Without realizing it at the time, David Bowie was opening my mind to all of the explorative music I fell in love with later in life. He was the reason I became a culture vulture, a taste monger who got into Rush 2112, Emerson, Lake and Palmer, King Crimson, King’s X, Genesis, and many others who seemed “out there” to people who prefer their rock and roll straight up. Bowie, with his dynamic vocal range and beautiful timbre, also inspired me to check out singers like Van Morrison, Tom Waits, Lou Reed, Rod Stewart, and to admire all of the wild, wiry front men from the classic rock era.
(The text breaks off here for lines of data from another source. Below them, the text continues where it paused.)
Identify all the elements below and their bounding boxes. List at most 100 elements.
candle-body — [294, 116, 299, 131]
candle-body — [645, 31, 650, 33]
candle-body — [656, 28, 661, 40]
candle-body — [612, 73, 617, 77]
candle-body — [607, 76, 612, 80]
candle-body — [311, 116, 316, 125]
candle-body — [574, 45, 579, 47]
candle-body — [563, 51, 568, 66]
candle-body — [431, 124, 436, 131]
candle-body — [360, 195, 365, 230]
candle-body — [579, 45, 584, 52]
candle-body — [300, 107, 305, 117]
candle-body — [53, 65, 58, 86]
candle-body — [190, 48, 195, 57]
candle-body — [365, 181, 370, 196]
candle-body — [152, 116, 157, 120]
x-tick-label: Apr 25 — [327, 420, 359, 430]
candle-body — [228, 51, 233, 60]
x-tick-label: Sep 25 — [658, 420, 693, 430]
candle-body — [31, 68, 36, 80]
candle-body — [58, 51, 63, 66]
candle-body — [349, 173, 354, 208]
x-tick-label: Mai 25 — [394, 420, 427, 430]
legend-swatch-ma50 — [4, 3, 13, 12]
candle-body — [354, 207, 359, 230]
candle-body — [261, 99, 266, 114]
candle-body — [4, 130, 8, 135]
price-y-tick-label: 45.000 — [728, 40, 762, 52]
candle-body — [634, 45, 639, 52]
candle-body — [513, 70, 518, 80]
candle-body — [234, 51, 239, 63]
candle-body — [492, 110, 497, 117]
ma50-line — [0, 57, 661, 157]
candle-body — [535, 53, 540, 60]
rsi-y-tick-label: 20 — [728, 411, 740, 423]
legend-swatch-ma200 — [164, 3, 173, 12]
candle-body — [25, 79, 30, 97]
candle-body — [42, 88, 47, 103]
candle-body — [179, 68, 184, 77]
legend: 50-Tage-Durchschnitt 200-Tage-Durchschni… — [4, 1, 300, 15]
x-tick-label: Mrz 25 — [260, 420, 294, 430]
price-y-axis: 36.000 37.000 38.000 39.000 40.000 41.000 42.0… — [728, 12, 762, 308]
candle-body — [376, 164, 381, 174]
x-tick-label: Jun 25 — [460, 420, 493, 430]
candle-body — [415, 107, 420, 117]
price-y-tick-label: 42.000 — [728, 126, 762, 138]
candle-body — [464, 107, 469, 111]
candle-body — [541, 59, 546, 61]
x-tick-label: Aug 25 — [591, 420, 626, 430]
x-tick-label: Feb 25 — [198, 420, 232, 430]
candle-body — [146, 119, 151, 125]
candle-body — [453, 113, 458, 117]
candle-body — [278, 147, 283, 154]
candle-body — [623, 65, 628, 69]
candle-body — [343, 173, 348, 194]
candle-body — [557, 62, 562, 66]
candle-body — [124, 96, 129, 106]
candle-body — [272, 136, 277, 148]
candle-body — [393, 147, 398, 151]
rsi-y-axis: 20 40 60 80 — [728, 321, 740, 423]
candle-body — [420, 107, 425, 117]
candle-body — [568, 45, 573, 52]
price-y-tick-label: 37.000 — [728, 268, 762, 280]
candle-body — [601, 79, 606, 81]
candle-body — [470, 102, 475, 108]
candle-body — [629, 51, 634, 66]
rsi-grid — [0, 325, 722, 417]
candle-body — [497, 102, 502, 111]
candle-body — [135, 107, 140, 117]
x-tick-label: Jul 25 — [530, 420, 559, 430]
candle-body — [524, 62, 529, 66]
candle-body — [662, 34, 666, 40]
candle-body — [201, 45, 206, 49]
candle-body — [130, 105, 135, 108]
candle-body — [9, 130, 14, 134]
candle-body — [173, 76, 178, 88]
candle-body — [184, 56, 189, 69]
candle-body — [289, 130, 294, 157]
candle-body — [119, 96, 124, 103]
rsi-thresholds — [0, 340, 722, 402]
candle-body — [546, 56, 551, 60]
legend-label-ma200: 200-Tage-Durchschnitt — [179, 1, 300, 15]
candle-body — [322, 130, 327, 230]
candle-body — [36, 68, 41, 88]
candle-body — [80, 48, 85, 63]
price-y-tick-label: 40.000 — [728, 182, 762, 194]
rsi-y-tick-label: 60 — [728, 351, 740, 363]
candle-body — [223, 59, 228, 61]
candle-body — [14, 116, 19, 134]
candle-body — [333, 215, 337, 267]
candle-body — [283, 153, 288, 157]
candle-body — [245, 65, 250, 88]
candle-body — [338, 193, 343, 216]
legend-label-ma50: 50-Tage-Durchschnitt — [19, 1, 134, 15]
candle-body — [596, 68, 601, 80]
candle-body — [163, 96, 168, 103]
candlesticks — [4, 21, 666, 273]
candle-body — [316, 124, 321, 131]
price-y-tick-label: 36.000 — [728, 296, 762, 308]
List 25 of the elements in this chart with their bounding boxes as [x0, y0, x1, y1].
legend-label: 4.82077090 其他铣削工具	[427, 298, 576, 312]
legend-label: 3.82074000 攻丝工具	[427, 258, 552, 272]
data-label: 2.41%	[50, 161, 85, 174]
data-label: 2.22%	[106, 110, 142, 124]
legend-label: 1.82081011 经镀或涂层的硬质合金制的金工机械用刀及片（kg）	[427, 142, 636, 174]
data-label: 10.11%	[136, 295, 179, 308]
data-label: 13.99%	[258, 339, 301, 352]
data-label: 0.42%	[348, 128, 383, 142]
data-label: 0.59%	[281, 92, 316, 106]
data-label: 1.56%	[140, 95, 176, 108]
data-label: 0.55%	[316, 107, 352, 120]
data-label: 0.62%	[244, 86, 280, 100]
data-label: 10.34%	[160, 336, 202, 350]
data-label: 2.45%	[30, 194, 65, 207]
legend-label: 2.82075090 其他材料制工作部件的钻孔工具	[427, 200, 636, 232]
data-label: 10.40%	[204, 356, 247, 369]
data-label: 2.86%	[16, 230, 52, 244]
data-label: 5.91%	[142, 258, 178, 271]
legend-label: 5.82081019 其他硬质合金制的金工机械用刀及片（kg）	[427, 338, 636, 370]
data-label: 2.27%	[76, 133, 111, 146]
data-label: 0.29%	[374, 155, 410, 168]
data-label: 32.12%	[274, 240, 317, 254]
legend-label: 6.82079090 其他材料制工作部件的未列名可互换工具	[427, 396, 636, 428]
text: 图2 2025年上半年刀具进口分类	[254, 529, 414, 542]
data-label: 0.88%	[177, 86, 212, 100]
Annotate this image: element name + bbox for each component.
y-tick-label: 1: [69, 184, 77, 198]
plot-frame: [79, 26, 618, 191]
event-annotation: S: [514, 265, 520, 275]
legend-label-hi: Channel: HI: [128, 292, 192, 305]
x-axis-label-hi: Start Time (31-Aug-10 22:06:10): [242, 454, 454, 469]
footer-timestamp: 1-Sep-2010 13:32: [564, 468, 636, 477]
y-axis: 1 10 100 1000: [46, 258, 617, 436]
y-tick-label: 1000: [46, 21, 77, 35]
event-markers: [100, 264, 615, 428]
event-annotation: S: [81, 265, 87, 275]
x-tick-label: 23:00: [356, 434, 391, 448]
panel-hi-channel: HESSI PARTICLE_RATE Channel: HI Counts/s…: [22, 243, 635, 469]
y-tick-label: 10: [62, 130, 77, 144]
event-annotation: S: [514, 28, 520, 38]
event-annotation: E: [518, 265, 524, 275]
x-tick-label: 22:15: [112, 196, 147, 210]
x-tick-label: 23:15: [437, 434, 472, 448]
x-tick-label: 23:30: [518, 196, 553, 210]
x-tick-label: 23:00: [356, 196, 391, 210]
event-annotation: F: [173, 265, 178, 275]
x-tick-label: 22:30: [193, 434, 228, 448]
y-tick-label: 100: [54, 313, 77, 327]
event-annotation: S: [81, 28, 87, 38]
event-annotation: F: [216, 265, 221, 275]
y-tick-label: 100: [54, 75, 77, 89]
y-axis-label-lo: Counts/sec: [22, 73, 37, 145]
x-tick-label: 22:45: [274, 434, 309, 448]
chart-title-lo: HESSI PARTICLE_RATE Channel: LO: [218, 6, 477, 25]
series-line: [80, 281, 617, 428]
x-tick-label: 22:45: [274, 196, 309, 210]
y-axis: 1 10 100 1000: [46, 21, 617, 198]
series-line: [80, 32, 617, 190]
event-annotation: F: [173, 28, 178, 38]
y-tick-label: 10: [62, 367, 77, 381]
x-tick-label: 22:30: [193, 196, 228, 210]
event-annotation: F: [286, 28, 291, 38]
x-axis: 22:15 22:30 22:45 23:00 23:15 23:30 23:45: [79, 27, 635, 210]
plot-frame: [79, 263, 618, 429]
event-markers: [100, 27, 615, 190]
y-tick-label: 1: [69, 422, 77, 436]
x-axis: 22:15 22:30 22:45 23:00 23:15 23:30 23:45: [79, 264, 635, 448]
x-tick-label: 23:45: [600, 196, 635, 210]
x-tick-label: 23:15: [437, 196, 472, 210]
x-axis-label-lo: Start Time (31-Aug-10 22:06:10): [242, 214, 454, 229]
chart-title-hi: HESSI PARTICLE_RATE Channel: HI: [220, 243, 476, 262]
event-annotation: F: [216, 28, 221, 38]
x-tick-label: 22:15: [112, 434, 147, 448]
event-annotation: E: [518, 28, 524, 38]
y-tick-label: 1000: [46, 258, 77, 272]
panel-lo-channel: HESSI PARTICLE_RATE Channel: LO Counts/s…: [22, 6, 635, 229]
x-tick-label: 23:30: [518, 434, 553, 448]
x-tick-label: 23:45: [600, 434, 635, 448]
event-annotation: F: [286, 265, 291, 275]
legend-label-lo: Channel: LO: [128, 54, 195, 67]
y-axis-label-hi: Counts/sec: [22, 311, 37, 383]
There was much more, though, to Bowie than music. He was also a film actor. I remember going with my friends to see his vampire movie “The Hunger.” I remember being amazed in that early 1980s movie theater on Manchester’s South Willow Street as I realized the singer-songwriter-musician I’d admired from childhood to young adulthood was also a fine actor who could carry himself through a role with the same kind of aplomb he carried a song with. I got another reminder quite recently when my girlfriend purchased his movie Merry Christmas, Mr. Lawrence. Bowie portrays in it a heroic British prisoner of war officer who continually matches wits with his Japanese captors. Here, we see Bowie carry a major dramatic role that only a true actor can carry. (We can be heroes. Just for one day)
Speaking of movies, Bowie made a huge impression on rock music fans when he scored the title track for the Cat People soundtrack. “Putting Out Fire” was as mercurial in dynamics and guitar chords as anything ever recorded.
I still remember the impression Bowie was making on me as I went further into my young adult years. The man seemed to be a nonstop hit songwriting machine. “Fashion,” “China Girl,” “Modern Love,” “Let’s Dance,” “Boys,” and many others seem to keep rolling right out of him. He was the same creative force who cranked out “Fame,” CTV15,” “Panic In Detroit,” “Young Americans,” “Heroes,” and “The Jean Genie” a decade earlier.
After thinking about it and feeling it since last Monday morning, I understand now why his death knocked the wind out of my sails. It was a huge personal loss to me. I had grown up with David Bowie, David Bowie the rock star, David Bowie the movie star, David Bowie the artistic genius who inspired the same kind of creative spark in each of his fans. He was also David Bowie, the star who made it all right for me to be me.